If, during 2015 to 2019, a casino gaming property is allocated a share of the PILOT that is greater than its property tax liabilities in 2014, that property would receive a credit for the difference against its investment alternative tax obligations for that year.  If, after the credit is applied, the casino gaming property would still be liable for a PILOT in excess of its 2014 property taxes, the additional amount will be added, by proportional share, to the PILOT amounts owed by every other casino gaming property for that tax year.  In tax years 2015 and 2016, the council would be required to make a separate additional payment of $30 million to Atlantic City.  Each casino’s liability, paid through the council would be based on the proportion of gross gaming revenue generated by each casino gaming property in the prior year.  The bill also provides that PILOT payments constitute a lien on the casino gaming property.

The legislation also establishes, on January 1, 2028, a 7-member Atlantic City Review Commission.  The commission is charged with reviewing and determining: (1) the efficacy of the PILOT program, (2) the economic vitality and viability of Atlantic City’s casinos; (3) the vitality and viability of the Atlantic City municipal government; (4) the effect of the PILOT program on the economic vitality of the casinos, Atlantic City’s ability to fund its municipal government and provide services to its residents; and (5) the feasibility of continuing the PILOT program.  The commission is required to issue its findings and recommendations in writing to the Governor, President of the Senate, and Speaker of the General Assembly by July 1, 2028.

The bill was one of a five-bill package Democrats had Mazzeo sponsor to ostensibly bring property tax relief and stability to Atlantic City’s residents and businesses as part of efforts to reinvigorate the region’s economy and create jobs.

All five bills passed on Thursday.

“We need to stop the bleeding in Atlantic City,” said Mazzeo. “Reducing the property tax burden on families and businesses is a top priority. This legislation will bring real reform to Atlantic City and help stabilize the tax base to bring new investment and businesses to the region. Atlantic City’s new status as an Economic Growth Zone will be the catalyst that delivers hundreds of millions of new investment to the city, but we know businesses won’t come without real reform.”

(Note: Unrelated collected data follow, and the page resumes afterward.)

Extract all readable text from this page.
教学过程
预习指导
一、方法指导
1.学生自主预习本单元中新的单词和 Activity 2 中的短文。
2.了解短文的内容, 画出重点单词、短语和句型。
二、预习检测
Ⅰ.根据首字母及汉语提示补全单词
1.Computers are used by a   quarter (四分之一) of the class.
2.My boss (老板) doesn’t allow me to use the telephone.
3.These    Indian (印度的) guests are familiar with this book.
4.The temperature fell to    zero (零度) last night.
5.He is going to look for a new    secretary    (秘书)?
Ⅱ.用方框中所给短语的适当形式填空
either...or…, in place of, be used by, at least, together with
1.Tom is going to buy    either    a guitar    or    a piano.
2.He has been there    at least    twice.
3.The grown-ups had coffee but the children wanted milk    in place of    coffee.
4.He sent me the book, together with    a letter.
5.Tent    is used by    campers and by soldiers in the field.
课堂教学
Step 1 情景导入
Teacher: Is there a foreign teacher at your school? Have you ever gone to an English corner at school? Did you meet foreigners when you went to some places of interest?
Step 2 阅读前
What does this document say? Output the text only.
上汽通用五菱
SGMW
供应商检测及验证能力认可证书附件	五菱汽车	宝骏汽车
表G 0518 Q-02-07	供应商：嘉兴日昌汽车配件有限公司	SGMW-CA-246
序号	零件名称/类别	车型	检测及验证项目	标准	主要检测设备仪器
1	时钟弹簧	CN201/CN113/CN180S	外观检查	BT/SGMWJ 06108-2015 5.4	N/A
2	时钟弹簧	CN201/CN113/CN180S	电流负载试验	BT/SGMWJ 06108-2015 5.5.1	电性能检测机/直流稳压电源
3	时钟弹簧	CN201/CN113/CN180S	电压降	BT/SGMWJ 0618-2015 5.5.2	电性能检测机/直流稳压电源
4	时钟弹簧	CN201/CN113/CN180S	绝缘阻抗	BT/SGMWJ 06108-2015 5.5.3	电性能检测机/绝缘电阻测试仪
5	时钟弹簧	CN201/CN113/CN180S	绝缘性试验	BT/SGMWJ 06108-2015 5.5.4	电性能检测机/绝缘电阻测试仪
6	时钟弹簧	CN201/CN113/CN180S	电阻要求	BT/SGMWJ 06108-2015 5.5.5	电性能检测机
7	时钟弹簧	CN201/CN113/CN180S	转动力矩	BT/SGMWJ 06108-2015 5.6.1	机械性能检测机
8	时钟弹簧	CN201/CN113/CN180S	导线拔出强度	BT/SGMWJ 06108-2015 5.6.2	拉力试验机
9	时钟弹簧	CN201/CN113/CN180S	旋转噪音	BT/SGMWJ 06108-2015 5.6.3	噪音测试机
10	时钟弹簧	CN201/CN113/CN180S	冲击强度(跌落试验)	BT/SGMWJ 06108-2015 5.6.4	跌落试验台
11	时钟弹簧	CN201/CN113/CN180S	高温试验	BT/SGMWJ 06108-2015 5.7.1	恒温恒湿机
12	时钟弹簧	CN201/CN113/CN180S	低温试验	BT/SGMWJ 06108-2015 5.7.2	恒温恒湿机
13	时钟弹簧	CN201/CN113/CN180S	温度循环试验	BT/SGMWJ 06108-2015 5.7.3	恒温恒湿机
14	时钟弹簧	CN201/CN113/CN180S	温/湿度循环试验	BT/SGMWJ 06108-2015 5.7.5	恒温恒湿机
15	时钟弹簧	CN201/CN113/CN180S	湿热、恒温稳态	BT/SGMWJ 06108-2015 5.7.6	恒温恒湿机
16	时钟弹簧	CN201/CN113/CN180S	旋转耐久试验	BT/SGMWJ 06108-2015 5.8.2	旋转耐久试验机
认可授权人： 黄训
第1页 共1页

The other bills in the package would:

  • (A3982) – Require the holder of a casino license to submit proof to the state that all agreements it’s entered into with representatives of its employees for collective bargaining provide for suitable health care benefits and retirement benefits for all full-time employees. A casino that fails to comply would be subject to forfeiture of its license.
  • (A-3983) – Establish an additional category of state school aid to help Atlantic City decided by the education commissioner.  Under the bill, a school district may receive this aid if it’s situated in a municipality in which: 1) commercial property accounted for at least 75 percent of the total assessed property valuation in 2008, and 2) between 2008 and 2013, the assessed value of commercial property declined by at least 25 percent.  The Atlantic City School District is the only district that meets these criteria.  Commercial property accounted for nearly 78 percent of the municipality’s total assessed property valuation in 2008, and declined by nearly 32 percent, from nearly $16 billion to less than $11 billion, between 2008 and 2013.
  • (A-3984) – Reallocate the casino investment alternative tax to Atlantic City to pay debt service on municipal bonds.

“It’s all about property tax relief,” Mazzeo said.

  • (A-3985) – Repeal the law that requires the Casino Reinvestment Development Authority to enter into an agreement the Atlantic City Alliance for a five-year partnership.  The bill also repeals the portion of law that authorized the authority to assess a fee on casino licensees if the public-private partnership was terminated or otherwise ended.

The the bill (A-3982) was approved 46-26-1, the bill (A-3983) was approved 43-23-4, the bill (A-3984) was approved 49-22-3 and the bill (A-3985) was approved 71-0-3.

The bills now await further consideration by the Senate.